Fry bacon in large frying pan until almost crisp. Lift out with slotted spoon; drain on paper towel and set aside for Step 6. Leave drippings in pan.
Wash and dry chicken pieces well. Snip off small rib bones with kitchen scissors. Shake chicken in mixture of flour, salt and pepper in paper (or plastic) bag to coat well. (Save any leftover flour mixture for Step 4.)
Brown chicken, a few pieces at a time, in bacon drippings; place in 12-cup baking dish or casserole.
Preheat oven to 350.
Saute onion and garlic until soft in same frying pan; stir in saved flour mixture. Drain liquid from canned mushrooms (*save mushrooms for Step 6). Stir liquid, tomatoes, parsley, and tabasco into frying pan; heat to boiling, stirring constantly.
Spoon over chicken in baking dish; cover.

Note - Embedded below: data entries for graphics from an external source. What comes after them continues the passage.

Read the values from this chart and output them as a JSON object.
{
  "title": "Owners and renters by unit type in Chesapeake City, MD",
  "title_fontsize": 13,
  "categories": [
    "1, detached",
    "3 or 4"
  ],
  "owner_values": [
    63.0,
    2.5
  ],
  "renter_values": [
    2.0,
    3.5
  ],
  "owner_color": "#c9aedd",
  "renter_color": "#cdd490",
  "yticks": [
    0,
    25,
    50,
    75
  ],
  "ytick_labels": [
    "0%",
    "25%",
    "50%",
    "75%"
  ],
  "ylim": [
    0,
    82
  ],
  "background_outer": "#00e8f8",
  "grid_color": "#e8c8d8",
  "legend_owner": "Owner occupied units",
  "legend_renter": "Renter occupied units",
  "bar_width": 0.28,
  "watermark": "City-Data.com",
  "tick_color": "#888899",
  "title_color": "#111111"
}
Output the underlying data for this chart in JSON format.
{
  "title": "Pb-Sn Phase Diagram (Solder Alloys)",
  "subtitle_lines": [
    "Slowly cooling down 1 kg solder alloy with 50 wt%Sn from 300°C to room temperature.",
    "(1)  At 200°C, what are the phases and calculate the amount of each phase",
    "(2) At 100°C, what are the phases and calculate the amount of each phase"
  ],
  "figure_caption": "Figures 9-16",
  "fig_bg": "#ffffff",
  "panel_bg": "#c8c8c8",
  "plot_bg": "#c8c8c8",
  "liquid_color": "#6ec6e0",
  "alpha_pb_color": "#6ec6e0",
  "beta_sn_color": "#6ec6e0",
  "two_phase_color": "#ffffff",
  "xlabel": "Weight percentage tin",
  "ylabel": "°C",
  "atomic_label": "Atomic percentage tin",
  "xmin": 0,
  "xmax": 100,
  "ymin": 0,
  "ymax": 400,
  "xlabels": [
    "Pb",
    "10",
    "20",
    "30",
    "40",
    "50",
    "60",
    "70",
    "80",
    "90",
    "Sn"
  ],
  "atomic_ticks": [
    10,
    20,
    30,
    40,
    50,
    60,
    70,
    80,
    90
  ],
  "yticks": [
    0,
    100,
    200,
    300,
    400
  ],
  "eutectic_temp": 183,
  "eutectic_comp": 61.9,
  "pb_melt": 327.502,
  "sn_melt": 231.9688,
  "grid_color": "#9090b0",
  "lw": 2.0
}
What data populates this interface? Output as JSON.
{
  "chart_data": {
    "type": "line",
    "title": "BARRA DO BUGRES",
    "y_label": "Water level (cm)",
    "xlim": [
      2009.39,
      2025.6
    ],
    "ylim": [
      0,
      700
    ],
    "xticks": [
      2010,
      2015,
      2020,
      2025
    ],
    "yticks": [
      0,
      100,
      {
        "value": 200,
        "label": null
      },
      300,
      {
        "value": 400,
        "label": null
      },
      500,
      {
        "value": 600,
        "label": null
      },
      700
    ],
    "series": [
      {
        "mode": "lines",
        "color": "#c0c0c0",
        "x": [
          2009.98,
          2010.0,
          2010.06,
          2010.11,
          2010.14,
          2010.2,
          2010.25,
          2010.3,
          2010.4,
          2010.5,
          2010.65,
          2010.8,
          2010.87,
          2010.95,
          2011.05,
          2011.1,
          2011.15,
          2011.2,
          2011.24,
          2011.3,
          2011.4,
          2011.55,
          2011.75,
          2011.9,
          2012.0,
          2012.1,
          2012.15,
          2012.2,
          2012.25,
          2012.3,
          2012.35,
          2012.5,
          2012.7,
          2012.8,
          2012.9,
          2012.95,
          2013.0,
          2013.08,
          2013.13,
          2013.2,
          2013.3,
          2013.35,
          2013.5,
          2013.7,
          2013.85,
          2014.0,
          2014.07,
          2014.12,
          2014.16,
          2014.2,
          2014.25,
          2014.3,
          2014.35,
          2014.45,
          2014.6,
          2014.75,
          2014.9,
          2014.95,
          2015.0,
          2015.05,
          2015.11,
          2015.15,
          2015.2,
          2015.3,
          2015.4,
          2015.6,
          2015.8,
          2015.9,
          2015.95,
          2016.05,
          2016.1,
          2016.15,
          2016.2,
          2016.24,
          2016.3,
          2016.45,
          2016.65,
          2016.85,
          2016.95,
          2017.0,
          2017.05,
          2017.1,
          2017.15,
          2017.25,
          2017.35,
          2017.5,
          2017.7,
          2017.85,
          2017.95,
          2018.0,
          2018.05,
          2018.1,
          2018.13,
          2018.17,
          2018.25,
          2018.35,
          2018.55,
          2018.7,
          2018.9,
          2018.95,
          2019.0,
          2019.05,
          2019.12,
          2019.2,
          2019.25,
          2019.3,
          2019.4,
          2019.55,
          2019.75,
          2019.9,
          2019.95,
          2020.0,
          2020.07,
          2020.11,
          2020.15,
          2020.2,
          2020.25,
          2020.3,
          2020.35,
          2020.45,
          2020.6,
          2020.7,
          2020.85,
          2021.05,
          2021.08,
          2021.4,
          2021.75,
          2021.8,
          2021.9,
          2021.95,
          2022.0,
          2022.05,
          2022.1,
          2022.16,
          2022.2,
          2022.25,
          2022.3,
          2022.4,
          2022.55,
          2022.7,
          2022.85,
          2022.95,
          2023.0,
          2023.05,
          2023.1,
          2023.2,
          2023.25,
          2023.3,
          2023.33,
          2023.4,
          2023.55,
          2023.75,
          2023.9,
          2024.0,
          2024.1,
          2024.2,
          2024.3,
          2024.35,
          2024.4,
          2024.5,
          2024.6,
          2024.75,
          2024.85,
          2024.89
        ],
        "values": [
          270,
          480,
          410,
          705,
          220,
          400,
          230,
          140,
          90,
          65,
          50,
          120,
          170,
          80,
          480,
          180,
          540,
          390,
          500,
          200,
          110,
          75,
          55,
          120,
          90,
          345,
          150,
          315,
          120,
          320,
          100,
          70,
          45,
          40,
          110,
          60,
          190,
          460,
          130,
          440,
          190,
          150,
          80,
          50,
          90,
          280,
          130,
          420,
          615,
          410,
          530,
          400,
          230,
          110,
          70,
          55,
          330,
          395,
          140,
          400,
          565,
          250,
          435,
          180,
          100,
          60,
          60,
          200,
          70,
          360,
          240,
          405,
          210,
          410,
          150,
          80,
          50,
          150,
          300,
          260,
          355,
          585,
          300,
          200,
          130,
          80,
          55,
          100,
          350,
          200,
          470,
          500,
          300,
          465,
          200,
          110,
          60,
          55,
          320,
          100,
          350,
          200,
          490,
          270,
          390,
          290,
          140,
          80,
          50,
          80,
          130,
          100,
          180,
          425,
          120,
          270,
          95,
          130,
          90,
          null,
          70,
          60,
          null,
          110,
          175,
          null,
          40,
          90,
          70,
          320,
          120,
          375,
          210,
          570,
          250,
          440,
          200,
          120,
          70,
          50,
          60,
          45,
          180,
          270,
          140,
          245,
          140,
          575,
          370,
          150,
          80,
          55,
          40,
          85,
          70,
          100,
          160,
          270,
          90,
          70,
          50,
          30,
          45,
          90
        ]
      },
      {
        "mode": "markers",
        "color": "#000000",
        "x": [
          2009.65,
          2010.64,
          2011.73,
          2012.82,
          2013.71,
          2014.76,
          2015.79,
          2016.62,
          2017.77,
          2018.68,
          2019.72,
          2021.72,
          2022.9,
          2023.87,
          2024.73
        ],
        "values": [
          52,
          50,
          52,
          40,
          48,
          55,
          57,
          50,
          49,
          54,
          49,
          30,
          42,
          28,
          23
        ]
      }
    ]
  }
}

**Casserole can be put together up to this point, then chilled. Remove from fridge and let stand at room temp 30 minutes before baking.**
Bake at 350 for 1 hour 20 minutes. Uncover, sprinkle with saved bacon pieces and mushrooms. Bake 10 minutes longer, or until bacon is crisp.
GOLDEN CROUTONS: Trim crusts from 2 slices of bread, cut into 1-1/2 " cubes. Spread in single layer in shallow baking pan. Toast at 350 for about 10 minutes or until golden.
Just before serving, sprinkle Golden Croutons over top; garnish with more chopped parsley.